Agave Nectar The Healthy Alternative to Sugar or Not?

So what about the healthy aspects of Agave nectar?

The bottom line is that refined agave sweeteners are not inherently better than sugar, honey, high-fructose corn syrup, or any other sweetener. Nutritionally and functionally, agave syrup is comparable to high-fructose corn syrup and sucrose (Karo) syrup. It does include tiny amounts of calcium, potassium, and magnesium, but not enough to matter nutritionally.

Agave nectar or syrup is as high as 90% concentrated fructose (a simple sugar that takes place organically in fruit), and the rest glucose. But the agave you can buy ranges from 90% to as little as 55% fructose (comparable to high-fructose corn syrup), based on the processing, says Roger Clemens (Not the Baseball Player) professor at the University of Southern California and a spokesman for the Institute of Food Technologists.

All Sweeteners as well as Agave contain Little Nutritional Value.

Any fructose sweeteners in concentrated form do not offer any bona fide health advantages. In fact, a study in the Journal of Clinical Investigation suggested that consuming fructose might be less healthy than consuming comparable quantities of glucose. Study members who consumed fructose had been found to put on more unhealthy visceral fat, were more insulin-resistant, and were at bigger risk of developing heart disease and diabetes.

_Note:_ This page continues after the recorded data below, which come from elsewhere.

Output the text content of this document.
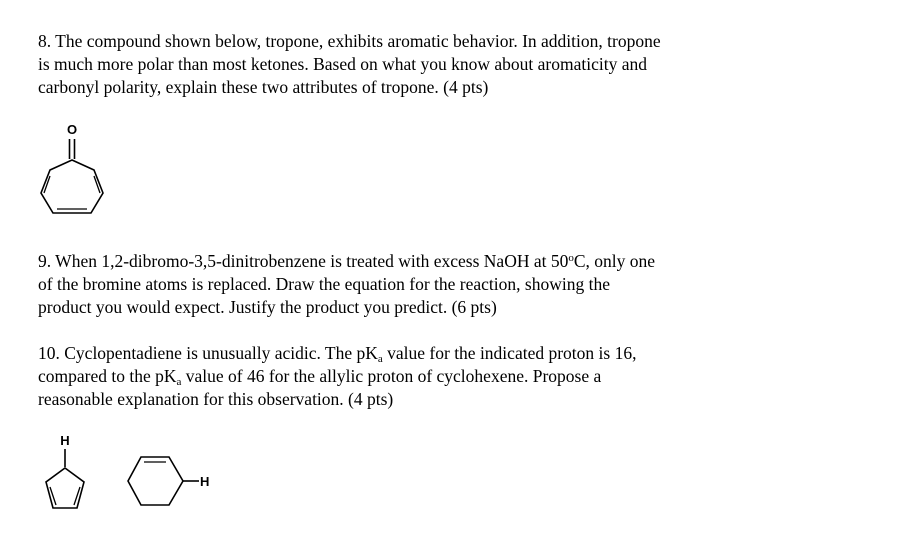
8. The compound shown below, tropone, exhibits aromatic behavior. In addition, tropone
is much more polar than most ketones. Based on what you know about aromaticity and
carbonyl polarity, explain these two attributes of tropone. (4 pts)
O
9. When 1,2-dibromo-3,5-dinitrobenzene is treated with excess NaOH at 50$^o$C, only one
of the bromine atoms is replaced. Draw the equation for the reaction, showing the
product you would expect. Justify the product you predict. (6 pts)
10. Cyclopentadiene is unusually acidic. The $pK_a$ value for the indicated proton is 16,
compared to the $pK_a$ value of 46 for the allylic proton of cyclohexene. Propose a
reasonable explanation for this observation. (4 pts)
H
H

One of the most celebrated properties of agave is its profile on the glycemic index, a scale that measures how much various foods raise blood sugar levels. Agave ranks lower than many other sweeteners on the glycemic index. As a result, some producers advertize it as a "diabetic friendly" sugar. But, according to Clemens, "there is not consistent evidence to assign a glycemic value to any food, and it should not be used as a green light for diabetics."

In fact, the American Diabetes Association lists agave along with other sweeteners (table sugar, honey, brown sugar, molasses, fructose, maple sugar, and confectioner’s sugar) that must be limited in diabetic diets.

Sugar vs. Agave vs. Honey vs. Corn Syrup vs. Molasses vs. Maple Syrup

Health Experts Concur: Americans eat way too much sugar in their diet especially in the form of soft drinks and sugary beverages.

One of the simplest ways to improve the healthfulness of your eating habits is to decrease the amount of all simple sugars -- agave, sucrose, honey, maple syrup, raw sugar, molasses, brown sugar, corn syrup, turbinado sugar, and more. When it comes to sweeteners, the choice is yours -- but keep in mind that all caloric sugars are practically the same.

It's better to gratify your sweet tooth with whole fruit than with any kind of concentrated sugar. Not only is it unprocessed, and fiber and nutrient rich, it has an even lower glycemic index than agave.

Agave Nectar has a constancy similar to honey and can vary in color from a light to dark amber.
Agave Nectar has a constancy similar to honey and can vary in color from a light to dark amber.